Thursday, June 4, 2009

Theater of War

One of the best documentaries I've seen this year.

THEATER OF WAR

Starring Meryl Streep, Kevin Kline

Directed by John Walter

4 stars (out of 5)

By Andrea Warner

Most of us have only a passing knowledge of Bertolt Brecht, the pioneering German playwright who is perhaps most famous for his masterpiece, The Threepenny Opera. In the documentary Theater of War, director John Walter takes those loose threads of familiarity and weaves a complex, stirring, and at times genuinely brilliant tapestry of Brecht as an artist and rebel born desperately ahead of his time.

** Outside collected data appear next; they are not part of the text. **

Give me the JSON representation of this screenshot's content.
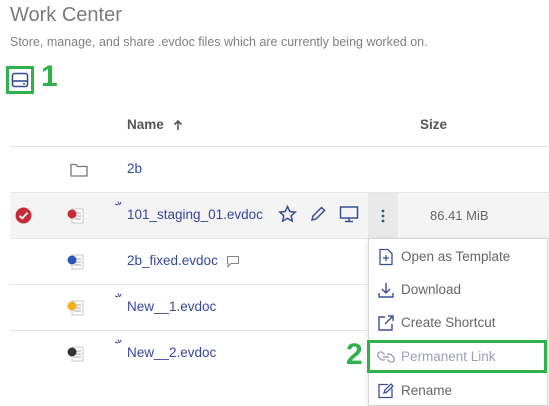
{
  "header": {
    "title": "Work Center",
    "subtitle": "Store, manage, and share .evdoc files which are currently being worked on."
  },
  "annotations": {
    "step1": "1",
    "step2": "2",
    "color": "#2fb24c"
  },
  "table": {
    "columns": {
      "name": "Name",
      "size": "Size"
    },
    "rows": [
      {
        "name": "2b",
        "type": "folder"
      },
      {
        "name": "101_staging_01.evdoc",
        "size": "86.41 MiB",
        "selected": true
      },
      {
        "name": "2b_fixed.evdoc"
      },
      {
        "name": "New__1.evdoc"
      },
      {
        "name": "New__2.evdoc"
      }
    ]
  },
  "context_menu": {
    "items": [
      {
        "label": "Open as Template",
        "icon": "template-icon"
      },
      {
        "label": "Download",
        "icon": "download-icon"
      },
      {
        "label": "Create Shortcut",
        "icon": "shortcut-icon"
      },
      {
        "label": "Permanent Link",
        "icon": "link-icon"
      },
      {
        "label": "Rename",
        "icon": "rename-icon"
      }
    ]
  },
  "colors": {
    "link": "#33479b",
    "accent_red": "#c62c38",
    "doc_blue": "#2e55b8",
    "doc_yellow": "#f2b01e"
  }
}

The film follows the action behind the scenes during the 2006 New York remounting of Brecht’s damning condemnation of people’s complicity in conflict, Mother Courage and Her Three Children. Written in 1939 while the committed Marxist was in exile from Nazi Germany, Mother Courage is the story of a war profiteer who refuses to acknowledge the moral cost of her livelihood and its effect on her family or herself. Big names like Meryl Streep (in the titular role) and Kevin Kline (as the Cook) contribute suitable star wattage, with Streep also anchoring the film with snippets of her performance and candid interviews.

Most fascinating, though, is Walter’s decision to position Theater of War within the context of New York City in 2006, just as North America begins its populist revolt against the Iraq War. Stimulating interviews with Tony Award-winning playwright Tony Kushner (who adapted Mother Courage for the production in question) and Tufts University professor Jay Cantor grapple with one pervasive question: Why are we so tied to what ultimately destroys us?

It is while parsing this all-too-human need for self-destruction that Theater of War is most successful — an electrical jolt to the neurons of apathy, and a call for reaction in the absence of action.